Schreieck zückt also einen Schaber und trägt auf einer Länge von etwa 50 Zentimetern Rinde ab („rinteln“), bis sie nur noch einen halben Zentimeter dick ist. Ein idealer Baum ist 100, 120 Jahre alt, auf Brusthöhe sollte er einen Umfang von etwa einem Meter haben. Angezapft wird er zwischen April und September. Nach dem Rinteln setzt Schreieck schräg am Baumstamm die „Schoaten“, zwei dünne Holzspäne, die der Pecher im Winter gemacht hat und die dazu dienen, das Harz in einen Glasbehälter zu leiten.
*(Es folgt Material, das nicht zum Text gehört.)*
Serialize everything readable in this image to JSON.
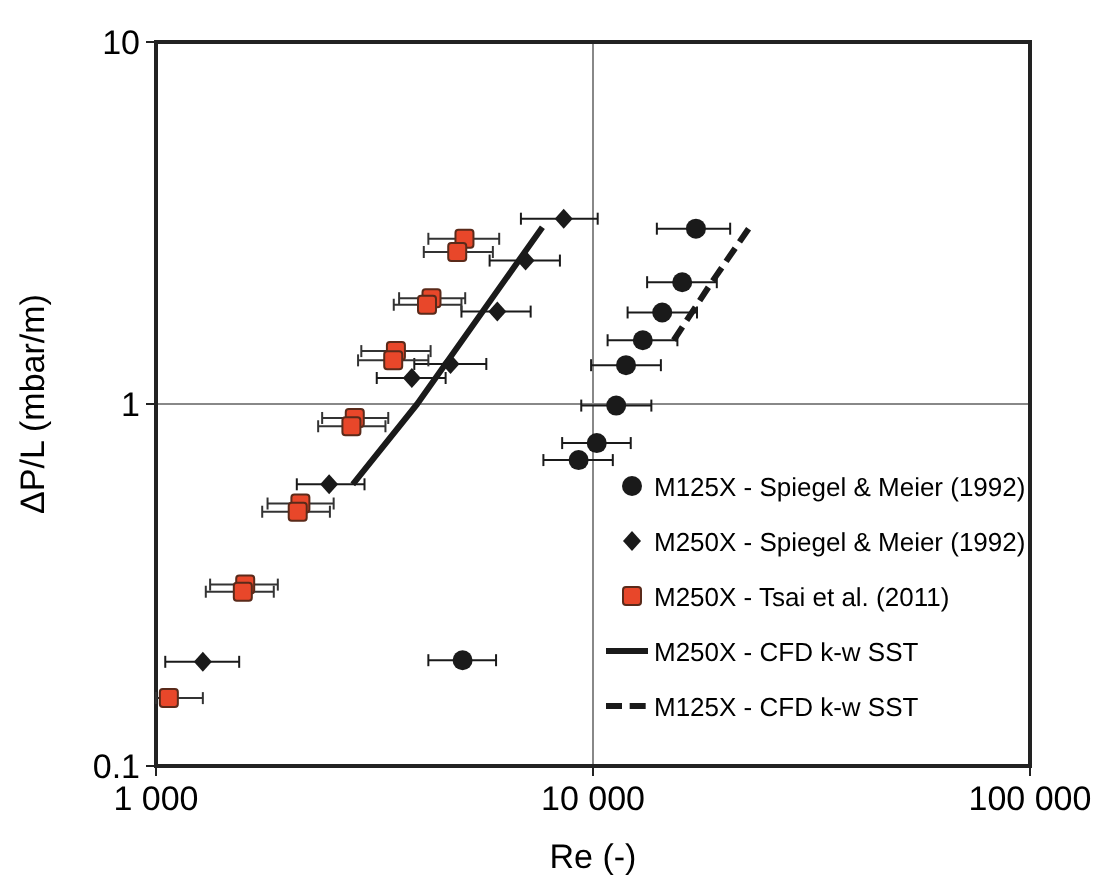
{
  "chart_data": {
    "type": "scatter",
    "xlabel": "Re (-)",
    "ylabel": "ΔP/L (mbar/m)",
    "log": "xy",
    "grid": true,
    "legend": "bottom right",
    "xlim": [
      1000,
      100000
    ],
    "xticks": [
      {
        "value": 1000,
        "label": "1 000"
      },
      {
        "value": 10000,
        "label": "10 000"
      },
      {
        "value": 100000,
        "label": "100 000"
      }
    ],
    "ylim": [
      0.1,
      10
    ],
    "yticks": [
      0.1,
      1,
      10
    ],
    "series": [
      {
        "name": "M125X - Spiegel & Meier (1992)",
        "marker": "circle",
        "color": "#1a1a1a",
        "x": [
          17200,
          16000,
          14400,
          13000,
          11900,
          11300,
          10200,
          9270,
          5030
        ],
        "values": [
          3.05,
          2.17,
          1.79,
          1.5,
          1.28,
          0.99,
          0.78,
          0.7,
          0.196
        ],
        "xerrors": [
          [
            14000,
            20600
          ],
          [
            13300,
            19200
          ],
          [
            12000,
            17300
          ],
          [
            10800,
            15600
          ],
          [
            9900,
            14300
          ],
          [
            9400,
            13600
          ],
          [
            8500,
            12200
          ],
          [
            7700,
            11100
          ],
          [
            4200,
            6000
          ]
        ]
      },
      {
        "name": "M250X - Spiegel & Meier (1992)",
        "marker": "diamond",
        "color": "#1a1a1a",
        "x": [
          8570,
          7010,
          6040,
          4720,
          3850,
          2490,
          1280
        ],
        "values": [
          3.25,
          2.49,
          1.8,
          1.29,
          1.18,
          0.6,
          0.194
        ],
        "xerrors": [
          [
            6840,
            10250
          ],
          [
            5800,
            8400
          ],
          [
            5000,
            7200
          ],
          [
            3900,
            5700
          ],
          [
            3200,
            4600
          ],
          [
            2100,
            3000
          ],
          [
            1050,
            1550
          ]
        ]
      },
      {
        "name": "M250X - Tsai et al. (2011)",
        "marker": "square",
        "color": "#e8472a",
        "x": [
          5080,
          4890,
          4270,
          4170,
          3540,
          3490,
          2850,
          2800,
          2140,
          2110,
          1600,
          1580,
          1070
        ],
        "values": [
          2.86,
          2.63,
          1.96,
          1.88,
          1.4,
          1.32,
          0.915,
          0.868,
          0.531,
          0.504,
          0.317,
          0.303,
          0.154
        ],
        "xerrors": [
          [
            4200,
            6100
          ],
          [
            4100,
            5900
          ],
          [
            3600,
            5100
          ],
          [
            3500,
            5000
          ],
          [
            2950,
            4250
          ],
          [
            2900,
            4200
          ],
          [
            2400,
            3400
          ],
          [
            2350,
            3350
          ],
          [
            1800,
            2550
          ],
          [
            1750,
            2500
          ],
          [
            1330,
            1900
          ],
          [
            1300,
            1860
          ],
          [
            1000,
            1280
          ]
        ]
      },
      {
        "name": "M250X - CFD k-w SST",
        "type": "line",
        "marker": "none",
        "line_style": "solid",
        "color": "#1a1a1a",
        "x": [
          2820,
          3960,
          7660
        ],
        "values": [
          0.6,
          1.0,
          3.08
        ]
      },
      {
        "name": "M125X - CFD k-w SST",
        "type": "line",
        "marker": "none",
        "line_style": "dashed",
        "color": "#1a1a1a",
        "x": [
          15300,
          18600,
          22700
        ],
        "values": [
          1.5,
          2.15,
          3.05
        ]
      }
    ]
  }
}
Unterhalb der Schoaten wird eine Kerbe in den Baumstamm geschlagen, das Pechhäferl angesetzt und auf einen Nagel gestellt. Und das Ganze mal 4000 – früher einmal. Heute sind es ein paar hundert Bäume, die angezapft werden.
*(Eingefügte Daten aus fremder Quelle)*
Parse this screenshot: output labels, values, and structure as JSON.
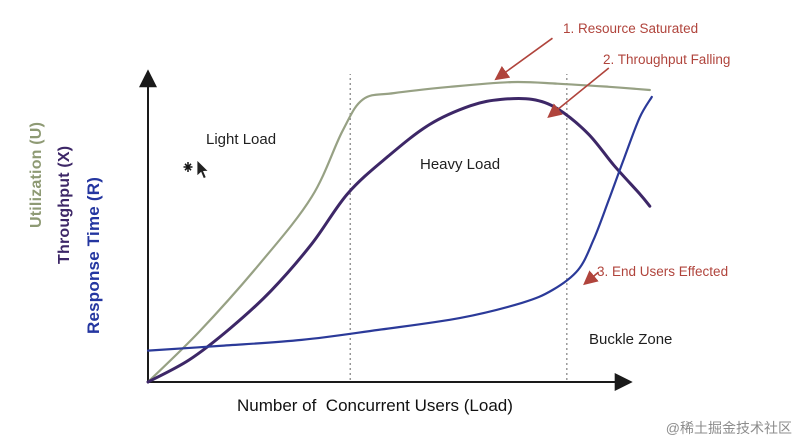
{
  "chart_data": {
    "type": "line",
    "title": "",
    "xlabel": "Number of  Concurrent Users (Load)",
    "axes": {
      "x_range": [
        0,
        100
      ],
      "y_range": [
        0,
        100
      ],
      "ticks": "none",
      "grid": false
    },
    "y_axis_labels": [
      {
        "text": "Utilization (U)",
        "color": "#8e9a74"
      },
      {
        "text": "Throughput (X)",
        "color": "#3d2767"
      },
      {
        "text": "Response Time (R)",
        "color": "#2436a0"
      }
    ],
    "zones": {
      "labels": [
        {
          "text": "Light Load"
        },
        {
          "text": "Heavy Load"
        },
        {
          "text": "Buckle Zone"
        }
      ],
      "boundaries_x": [
        39.5,
        81.8
      ]
    },
    "series": [
      {
        "id": "utilization",
        "name": "Utilization (U)",
        "color": "#97a184",
        "width": 2.2,
        "points": [
          [
            0,
            0
          ],
          [
            10,
            16
          ],
          [
            22,
            38
          ],
          [
            32,
            59
          ],
          [
            38,
            80
          ],
          [
            42,
            90
          ],
          [
            48,
            92
          ],
          [
            59,
            94
          ],
          [
            71,
            95.5
          ],
          [
            80,
            95
          ],
          [
            90,
            94
          ],
          [
            98,
            93
          ]
        ]
      },
      {
        "id": "throughput",
        "name": "Throughput (X)",
        "color": "#3d2767",
        "width": 3,
        "points": [
          [
            0,
            0
          ],
          [
            8,
            7
          ],
          [
            16,
            17
          ],
          [
            24,
            29
          ],
          [
            32,
            44
          ],
          [
            39,
            60
          ],
          [
            47,
            72
          ],
          [
            55,
            82
          ],
          [
            63,
            88
          ],
          [
            69,
            90
          ],
          [
            75,
            90
          ],
          [
            80,
            87
          ],
          [
            86,
            79
          ],
          [
            91,
            69
          ],
          [
            96,
            60
          ],
          [
            98,
            56
          ]
        ]
      },
      {
        "id": "response-time",
        "name": "Response Time (R)",
        "color": "#2b3a99",
        "width": 2.2,
        "points": [
          [
            0,
            10
          ],
          [
            14,
            11.5
          ],
          [
            30,
            13.4
          ],
          [
            45,
            16.6
          ],
          [
            61,
            20.4
          ],
          [
            73,
            25.2
          ],
          [
            79,
            29.3
          ],
          [
            84,
            35.7
          ],
          [
            87,
            45.2
          ],
          [
            90,
            58
          ],
          [
            93,
            71.3
          ],
          [
            96,
            84.1
          ],
          [
            98.4,
            90.8
          ]
        ]
      }
    ],
    "annotations": [
      {
        "label": "1. Resource Saturated",
        "arrow_from": [
          79,
          109.5
        ],
        "arrow_to": [
          68,
          96.5
        ]
      },
      {
        "label": "2. Throughput Falling",
        "arrow_from": [
          90,
          100
        ],
        "arrow_to": [
          78.3,
          84.5
        ]
      },
      {
        "label": "3. End Users Effected",
        "arrow_from": [
          88,
          35
        ],
        "arrow_to": [
          85.3,
          31.3
        ]
      }
    ],
    "annotation_color": "#b0443c",
    "axis_color": "#1a1a1a",
    "zone_line_color": "#8a8a8a"
  },
  "watermark": "@稀土掘金技术社区"
}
Am Ende reißt der Pecher mit einer Art Hobel die Harzkanäle auf, das Harz rinnt langsam aus der Schwarzkiefer und sammelt sich im Häferl. 24 bis 36 Stunden lang rinnt das Harz, dann sind die Kanäle leer. Man lässt dem Baum vier Tage Ruhe, dann wird der Hobel wieder angesetzt. Ende September fehlt dem Baum auf einer Seite etwa ein halber Meter Rinde. Und der Pecher hat zwischen vier und sechs Kilogramm Harz geerntet. Für das Kilogramm bezahlt Schreieck 2,91 Euro.

Der Baum übersteht die Prozedur recht gut. Früher einmal hat man einen Baum 30, 40 Jahre lang geerntet, heute ist nach zwölf Jahren Schluss (auch da steht man schon auf gut vier Meter Höhe). Pro Hektar werden nur 150 Bäume angezapft, weniger als zehn Prozent des Bestands.


Großteil wird exportiert.
Der Pecherhof in Hernstein exportiert einen Großteil der 40, 50 Tonnen als Rohharz in die Schweiz, die USA und nach Deutschland. Ein kleiner Teil wird zu Cremen und Balsam verarbeitet oder geht an die Firma Petz in Wien, die daraus seit 1912 Geigenharz herstellt und weltweit vertreibt. Erst das Kolophonium entlockt einer Geige wohltönende Klänge, weil es an der rauen Oberfläche der Bogenhaare haftet.

Heuer im Herbst bringen zwei junge Niederösterreicher neue Harzprodukte auf den Markt. Matthias Steiner und ein in die USA ausgewanderter Freund wollen vor allem das Internet als Marketing- und Vertriebsmöglichkeit nützen. „Derzeit testen wir noch die Haltbarkeit der Cremen“, sagt der 28-jährige Steiner.

Hoffentlich haben sie kein Pech. Der Ausdruck kommt, erklärt man in Hernstein, davon, dass dem Waldbesitzer einst nur das Pech blieb, wenn der Pecher all sein Geld für das Harz im Lokal verfeiert hatte.